So I know the culture and the neighborhood of which he writes. It is South Side Chicago Irish in the middle of the twentieth century, a generation after James Farrell's Studs Lonigan and a generation before the sexua-abuse crisis. Powers is gentler and wittier than Farrell, and not nearly so angry. Both Farrell and Powers understand the power and the poignancy of love on the far outer edge of adolescence, although Powers sees more comedy in the dance than Farrell did.
Much of the Catholic world they both portrayed is gone now, caught up in the structural changes that came in the wake of the Second Vatican Council, which were, as I believe, fully intended by the Holy Spirit. The world may have changed, but the pains of early adolescence are still the same and probably always will be. Many of the Catholic schools in the neighborhood continue to exist. No one gets beat up anymore by the nuns; alas, there are not many nuns left. Yet the schools remain not only excellent educational institutions, but also places where human dignity is recognized and nurtured.
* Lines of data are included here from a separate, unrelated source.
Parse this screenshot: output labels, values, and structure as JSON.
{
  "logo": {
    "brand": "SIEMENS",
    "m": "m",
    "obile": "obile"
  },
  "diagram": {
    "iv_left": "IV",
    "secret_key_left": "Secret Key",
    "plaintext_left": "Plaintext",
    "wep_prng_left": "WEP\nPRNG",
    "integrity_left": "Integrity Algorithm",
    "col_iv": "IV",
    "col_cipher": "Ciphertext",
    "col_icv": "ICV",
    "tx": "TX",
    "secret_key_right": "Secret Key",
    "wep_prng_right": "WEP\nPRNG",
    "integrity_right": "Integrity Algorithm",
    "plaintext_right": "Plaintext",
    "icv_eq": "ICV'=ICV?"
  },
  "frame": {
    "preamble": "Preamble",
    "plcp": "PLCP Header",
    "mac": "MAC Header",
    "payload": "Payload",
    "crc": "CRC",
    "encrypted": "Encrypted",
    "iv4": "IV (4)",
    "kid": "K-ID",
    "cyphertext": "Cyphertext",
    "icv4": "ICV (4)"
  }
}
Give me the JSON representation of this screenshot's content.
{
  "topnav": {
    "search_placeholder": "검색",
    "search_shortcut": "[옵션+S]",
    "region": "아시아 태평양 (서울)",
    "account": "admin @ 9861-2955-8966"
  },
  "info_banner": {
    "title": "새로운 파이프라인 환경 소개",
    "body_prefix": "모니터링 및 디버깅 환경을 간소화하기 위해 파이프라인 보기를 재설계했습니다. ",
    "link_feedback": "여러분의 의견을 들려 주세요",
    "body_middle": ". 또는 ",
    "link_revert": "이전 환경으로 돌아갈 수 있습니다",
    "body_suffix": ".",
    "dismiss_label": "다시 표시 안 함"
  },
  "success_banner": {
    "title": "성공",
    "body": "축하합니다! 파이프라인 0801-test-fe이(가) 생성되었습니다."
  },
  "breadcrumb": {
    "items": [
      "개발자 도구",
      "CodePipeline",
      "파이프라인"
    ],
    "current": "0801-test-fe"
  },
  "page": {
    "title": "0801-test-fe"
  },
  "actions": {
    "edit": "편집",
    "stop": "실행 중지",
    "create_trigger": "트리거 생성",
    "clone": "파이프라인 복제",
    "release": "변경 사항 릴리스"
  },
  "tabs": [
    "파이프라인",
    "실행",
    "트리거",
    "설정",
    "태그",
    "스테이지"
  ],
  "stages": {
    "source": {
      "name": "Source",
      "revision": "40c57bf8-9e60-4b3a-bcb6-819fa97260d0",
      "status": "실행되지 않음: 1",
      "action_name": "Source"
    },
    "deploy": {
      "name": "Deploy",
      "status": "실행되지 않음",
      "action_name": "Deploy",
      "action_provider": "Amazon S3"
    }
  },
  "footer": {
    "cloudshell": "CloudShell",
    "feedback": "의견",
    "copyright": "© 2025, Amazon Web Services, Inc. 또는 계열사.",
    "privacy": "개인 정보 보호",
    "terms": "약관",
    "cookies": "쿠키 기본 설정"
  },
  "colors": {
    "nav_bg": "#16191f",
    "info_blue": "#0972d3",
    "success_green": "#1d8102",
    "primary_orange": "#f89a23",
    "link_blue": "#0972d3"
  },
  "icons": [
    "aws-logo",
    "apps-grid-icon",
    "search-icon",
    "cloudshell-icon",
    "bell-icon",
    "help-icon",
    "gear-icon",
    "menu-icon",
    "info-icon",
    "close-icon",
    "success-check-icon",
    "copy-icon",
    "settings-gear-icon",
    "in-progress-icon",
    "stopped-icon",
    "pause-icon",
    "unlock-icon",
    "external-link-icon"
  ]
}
Whatever the new Catholic Church will look like in the years ahead, there will still be Catholic schools, which will continue to cope firmly and affectionately with those in the early years of adolescence. I suspect that eighth graders in such schools will read Powers and Farrell and marvel about how different things were in the old days-and how similar, even if there are no longer such temples of recreation as the Swank.
Years ago-maybe ten, maybe twenty-I led a crew of exteenagers to the Summit Theater in Chicago to attend the play based on Do Black Patent Leather Shoes Really Reflect Up? In the first act, the second graders sang "Bring Flowers of the Rarest" for their May Crowning. The whole audience-I almost said "congregation"-joined in the refrain "0 Mary we crown thee with blossoms today."